Decedent executes Will #1 leaving Beneficiary A $100,000 and Beneficiary B the residue.  Subsequently, Decedent creates Will #2 leaving Beneficiary A $50,000 and Beneficiary B the residue.  Assume that Decedent dies with $300,000 and the executor immediately distributes the specific gift of $50,000 to Beneficiary A, who then contests the validity of Will #2.  What risk does the contest carry to the executor and what potential adverse impact would it have on Beneficiary B?  The answer is none because regardless of whether Beneficiary A wins or loses, he is still entitled to at least the $50,000.  Therefore, none of the equitable considerations and protections is necessary. 

The Fintak court touched upon this very issue.  The Fintak court refused to apply the renunciation rule to allow for the dismissal of a claim made by a beneficiary who had received benefits that he would have received regardless of the instruments he was attacking. The Fintak court relied upon the rationale of Mendary v.
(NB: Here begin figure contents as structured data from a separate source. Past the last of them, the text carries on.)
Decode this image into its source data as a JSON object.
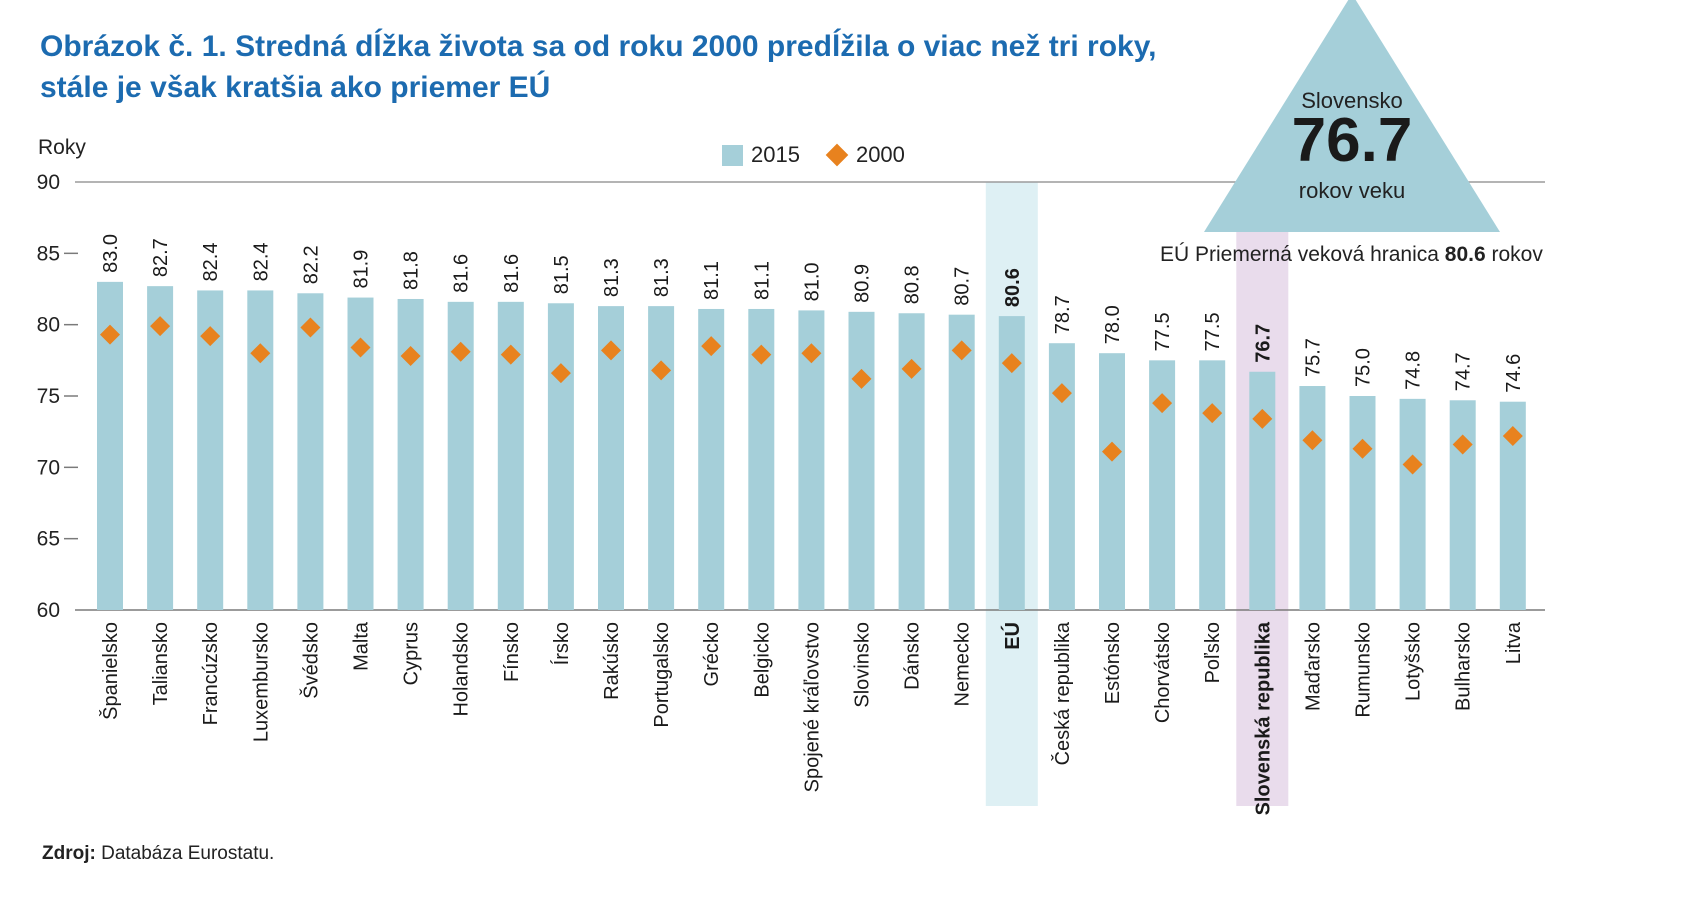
{
  "title": {
    "line1": "Obrázok č. 1. Stredná dĺžka života sa od roku 2000 predĺžila o viac než tri roky,",
    "line2": "stále je však kratšia ako priemer EÚ"
  },
  "y_axis_title": "Roky",
  "legend": {
    "items": [
      {
        "label": "2015",
        "marker": "square",
        "color": "#a5cfd9"
      },
      {
        "label": "2000",
        "marker": "diamond",
        "color": "#e8821e"
      }
    ]
  },
  "annotation": {
    "country": "Slovensko",
    "value": "76.7",
    "unit": "rokov veku"
  },
  "eu_note": {
    "prefix": "EÚ Priemerná veková hranica ",
    "value": "80.6",
    "suffix": " rokov"
  },
  "source": {
    "label": "Zdroj:",
    "text": " Databáza Eurostatu."
  },
  "colors": {
    "bar_2015": "#a5cfd9",
    "marker_2000": "#e8821e",
    "title_blue": "#1c6bb0",
    "band_eu": "#def0f4",
    "band_slovakia": "#e9dcec",
    "triangle": "#a5cfd9"
  },
  "chart_data": {
    "type": "bar",
    "title": "Stredná dĺžka života sa od roku 2000 predĺžila o viac než tri roky, stále je však kratšia ako priemer EÚ",
    "xlabel": "",
    "ylabel": "Roky",
    "ylim": [
      60,
      90
    ],
    "yticks": [
      60,
      65,
      70,
      75,
      80,
      85,
      90
    ],
    "grid": "horizontal lines at 90 and 60 only",
    "legend_position": "top center",
    "categories": [
      "Španielsko",
      "Taliansko",
      "Francúzsko",
      "Luxembursko",
      "Švédsko",
      "Malta",
      "Cyprus",
      "Holandsko",
      "Fínsko",
      "Írsko",
      "Rakúsko",
      "Portugalsko",
      "Grécko",
      "Belgicko",
      "Spojené kráľovstvo",
      "Slovinsko",
      "Dánsko",
      "Nemecko",
      "EÚ",
      "Česká republika",
      "Estónsko",
      "Chorvátsko",
      "Poľsko",
      "Slovenská republika",
      "Maďarsko",
      "Rumunsko",
      "Lotyšsko",
      "Bulharsko",
      "Litva"
    ],
    "series": [
      {
        "name": "2015",
        "type": "bar",
        "color": "#a5cfd9",
        "values": [
          83.0,
          82.7,
          82.4,
          82.4,
          82.2,
          81.9,
          81.8,
          81.6,
          81.6,
          81.5,
          81.3,
          81.3,
          81.1,
          81.1,
          81.0,
          80.9,
          80.8,
          80.7,
          80.6,
          78.7,
          78.0,
          77.5,
          77.5,
          76.7,
          75.7,
          75.0,
          74.8,
          74.7,
          74.6
        ]
      },
      {
        "name": "2000",
        "type": "scatter",
        "marker": "diamond",
        "color": "#e8821e",
        "values": [
          79.3,
          79.9,
          79.2,
          78.0,
          79.8,
          78.4,
          77.8,
          78.1,
          77.9,
          76.6,
          78.2,
          76.8,
          78.5,
          77.9,
          78.0,
          76.2,
          76.9,
          78.2,
          77.3,
          75.2,
          71.1,
          74.5,
          73.8,
          73.4,
          71.9,
          71.3,
          70.2,
          71.6,
          72.2
        ]
      }
    ],
    "highlight": [
      {
        "category": "EÚ",
        "color": "#def0f4",
        "bold_labels": true
      },
      {
        "category": "Slovenská republika",
        "color": "#e9dcec",
        "bold_labels": true
      }
    ]
  }
}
Dalman, 69 So. 2d 888 (Fla. 1954).  In Mendary, the husband was a devisee of a one-fourth interest in certain property bequeathed to him under his deceased wife’s Will.  When the will was admitted to probate, the husband filed suit in equity to have the trust declared in his favor as to the entire property because he supplied all the funds to purchase the property and the title was taken in his wife’s name for convenience only.  He did not intend for the property to be a gift or advancement to the wife.  The husband did not renounce the devise to him under his wife’s Will prior to filing suit and the action was dismissed.  On appeal, the Florida Supreme Court held that the husband was not required to renounce the device to him of the one-fourth interest in the same property prior to filing suit because of the husband:

“Either owns the entire property, or title to one-fourth of it has vested in him by virtue of his wife’s will.  This is a case where the donee would not receive under the will a benefit to which he would not be entitled except for the will, in which event no election is required.  A renunciation in such a case would be more a form than a substance, for even if he lost in his suit to establish a resulting trust on the theory that the property is not part of the wife’s estate and consequently not subject to devise, he would still be entitled to take under the Will.” Fintak at 184 citing Mendary at 890.

Further, the Fintak court observed that the concept of estoppel based upon acceptance of benefits is “practically identical” to the renunciation rule.  Fintak at 184.   “Generally, the doctrine of estoppel holds “that a person should not be permitted to unfairly assert, assume or maintain inconsistent positions…However, as we held in the context of the renunciation rule, an individual cannot be estopped from challenging an instrument by accepting that which he or she is legally entitled to receive regardless of whether the instrument is sustained or overthrown.”  Fintak at 184 (citing Head v. Lane, 495 So.2d 821 (Fla. 4th DCA 1986) and In re Will of Smith, 158 N.C. App. 722, 582 S.E. 2d 356 (N.C. Ct. App. 2003)).

In summary, “qualified renunciation of benefits” is a technical pleading requirement, but equity does not require the actual return of benefits received in every situation.